L’exposition « Histoires du rugby à Madagascar » aux Archives nationales d’outre-mer

Fabien Bordelès

Les Archives nationales d’outre-mer (ANOM), service à compétence nationale, rattaché au service interministériel des Archives de France (ministère de la Culture) implanté à Aix-en-Provence depuis 1966, ont pour mission la conservation des archives de l’expansion coloniale française. Héritières de trois siècles d’histoire, elles conservent deux grands ensembles au passé administratif et archivistique différent : d’une part les archives des ministères en charge du XVIIe au XXe siècle de l’empire colonial français, d’autre part les archives transférées en partie des anciennes colonies et de l’Algérie lors de leurs indépendances, à l’exception des protectorats du Maroc et de la Tunisie, du mandat français en Syrie et au Liban.
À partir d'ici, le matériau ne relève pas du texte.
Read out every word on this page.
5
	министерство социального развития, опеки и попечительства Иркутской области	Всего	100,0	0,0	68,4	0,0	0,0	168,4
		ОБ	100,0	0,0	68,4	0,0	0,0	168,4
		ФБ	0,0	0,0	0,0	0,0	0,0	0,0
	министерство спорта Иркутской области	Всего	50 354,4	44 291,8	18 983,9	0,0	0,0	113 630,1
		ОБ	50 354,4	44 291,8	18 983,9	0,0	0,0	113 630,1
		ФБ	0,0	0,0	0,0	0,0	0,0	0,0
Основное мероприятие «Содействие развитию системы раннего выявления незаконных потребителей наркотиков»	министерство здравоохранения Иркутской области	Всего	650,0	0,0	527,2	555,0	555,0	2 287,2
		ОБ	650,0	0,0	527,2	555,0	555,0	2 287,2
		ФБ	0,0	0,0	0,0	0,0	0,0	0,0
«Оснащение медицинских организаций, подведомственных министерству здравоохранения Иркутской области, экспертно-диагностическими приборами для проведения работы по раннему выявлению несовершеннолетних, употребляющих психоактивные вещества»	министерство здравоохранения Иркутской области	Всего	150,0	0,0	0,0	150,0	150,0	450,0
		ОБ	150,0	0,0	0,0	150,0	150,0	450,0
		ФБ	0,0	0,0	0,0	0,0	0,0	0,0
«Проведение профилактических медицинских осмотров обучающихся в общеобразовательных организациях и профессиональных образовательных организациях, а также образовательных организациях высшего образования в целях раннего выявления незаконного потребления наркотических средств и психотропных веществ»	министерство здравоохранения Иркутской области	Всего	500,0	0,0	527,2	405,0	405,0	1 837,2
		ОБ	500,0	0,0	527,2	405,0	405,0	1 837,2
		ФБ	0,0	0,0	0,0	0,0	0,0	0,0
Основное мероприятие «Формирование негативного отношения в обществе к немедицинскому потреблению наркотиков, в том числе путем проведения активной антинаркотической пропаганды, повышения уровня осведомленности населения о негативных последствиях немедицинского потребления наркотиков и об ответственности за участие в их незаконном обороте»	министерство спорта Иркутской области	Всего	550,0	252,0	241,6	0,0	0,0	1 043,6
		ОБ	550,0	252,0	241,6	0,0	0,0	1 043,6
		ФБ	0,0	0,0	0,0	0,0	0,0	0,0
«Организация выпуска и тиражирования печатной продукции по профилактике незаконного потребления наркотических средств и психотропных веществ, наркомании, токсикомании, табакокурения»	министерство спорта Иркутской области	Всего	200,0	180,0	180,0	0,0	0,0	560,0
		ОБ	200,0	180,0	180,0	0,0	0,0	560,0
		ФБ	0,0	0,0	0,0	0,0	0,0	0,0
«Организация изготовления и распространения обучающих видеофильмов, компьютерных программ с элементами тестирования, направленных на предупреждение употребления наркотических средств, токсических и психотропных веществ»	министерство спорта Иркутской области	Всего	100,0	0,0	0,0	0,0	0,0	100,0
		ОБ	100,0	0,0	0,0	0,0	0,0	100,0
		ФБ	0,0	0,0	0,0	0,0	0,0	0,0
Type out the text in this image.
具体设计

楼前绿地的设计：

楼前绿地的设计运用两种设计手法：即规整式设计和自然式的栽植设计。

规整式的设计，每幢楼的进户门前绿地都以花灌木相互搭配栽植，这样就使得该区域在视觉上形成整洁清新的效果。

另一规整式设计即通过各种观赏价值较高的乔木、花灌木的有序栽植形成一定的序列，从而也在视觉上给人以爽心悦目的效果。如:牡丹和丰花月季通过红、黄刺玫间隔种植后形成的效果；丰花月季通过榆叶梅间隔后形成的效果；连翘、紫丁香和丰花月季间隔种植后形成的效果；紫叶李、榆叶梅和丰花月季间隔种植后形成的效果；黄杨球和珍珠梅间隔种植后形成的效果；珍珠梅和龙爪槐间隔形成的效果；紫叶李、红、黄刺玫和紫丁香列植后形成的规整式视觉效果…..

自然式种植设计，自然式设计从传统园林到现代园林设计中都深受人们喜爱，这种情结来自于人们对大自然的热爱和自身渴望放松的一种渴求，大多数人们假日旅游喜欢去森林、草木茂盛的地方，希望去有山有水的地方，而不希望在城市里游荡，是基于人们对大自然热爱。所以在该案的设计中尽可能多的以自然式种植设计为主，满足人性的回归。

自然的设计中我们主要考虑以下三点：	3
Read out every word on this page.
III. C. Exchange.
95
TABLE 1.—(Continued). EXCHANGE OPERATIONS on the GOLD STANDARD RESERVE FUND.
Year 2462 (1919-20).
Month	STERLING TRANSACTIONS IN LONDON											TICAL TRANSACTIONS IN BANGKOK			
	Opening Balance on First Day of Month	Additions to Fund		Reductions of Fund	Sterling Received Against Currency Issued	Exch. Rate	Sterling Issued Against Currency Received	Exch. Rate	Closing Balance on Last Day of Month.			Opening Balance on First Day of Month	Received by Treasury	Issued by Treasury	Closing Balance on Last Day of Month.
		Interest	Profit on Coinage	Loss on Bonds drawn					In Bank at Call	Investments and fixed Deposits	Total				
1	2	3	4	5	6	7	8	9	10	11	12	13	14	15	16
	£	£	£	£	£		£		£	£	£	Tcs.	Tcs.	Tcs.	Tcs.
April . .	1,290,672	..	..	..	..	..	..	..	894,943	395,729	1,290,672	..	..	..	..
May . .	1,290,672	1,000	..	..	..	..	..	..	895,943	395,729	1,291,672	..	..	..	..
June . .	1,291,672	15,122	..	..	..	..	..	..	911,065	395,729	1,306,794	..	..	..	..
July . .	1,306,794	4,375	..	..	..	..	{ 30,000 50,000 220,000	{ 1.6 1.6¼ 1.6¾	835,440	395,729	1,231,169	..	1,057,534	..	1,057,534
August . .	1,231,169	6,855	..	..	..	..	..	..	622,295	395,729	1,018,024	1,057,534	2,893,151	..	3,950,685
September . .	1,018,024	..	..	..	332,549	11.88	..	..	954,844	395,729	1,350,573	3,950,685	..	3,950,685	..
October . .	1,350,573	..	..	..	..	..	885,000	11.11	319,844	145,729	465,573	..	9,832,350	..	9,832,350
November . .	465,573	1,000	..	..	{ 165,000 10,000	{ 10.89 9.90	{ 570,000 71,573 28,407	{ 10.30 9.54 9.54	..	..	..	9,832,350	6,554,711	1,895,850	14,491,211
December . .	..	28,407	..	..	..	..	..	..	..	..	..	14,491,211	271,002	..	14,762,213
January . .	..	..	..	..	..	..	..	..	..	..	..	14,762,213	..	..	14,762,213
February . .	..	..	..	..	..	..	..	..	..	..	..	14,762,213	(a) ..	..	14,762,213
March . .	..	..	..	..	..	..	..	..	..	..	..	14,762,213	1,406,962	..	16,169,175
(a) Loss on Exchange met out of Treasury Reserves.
Elles conservent également des archives privées (particuliers, associations, entreprises) relatives à l’outre-mer français, une cartothèque, une iconothèque et une bibliothèque riche de plus de 120 000 titres spécialisés sur l’histoire des outre-mer et des colonisations. La bibliothèque bénéficie du label Collection d’excellence de Collex-Persée.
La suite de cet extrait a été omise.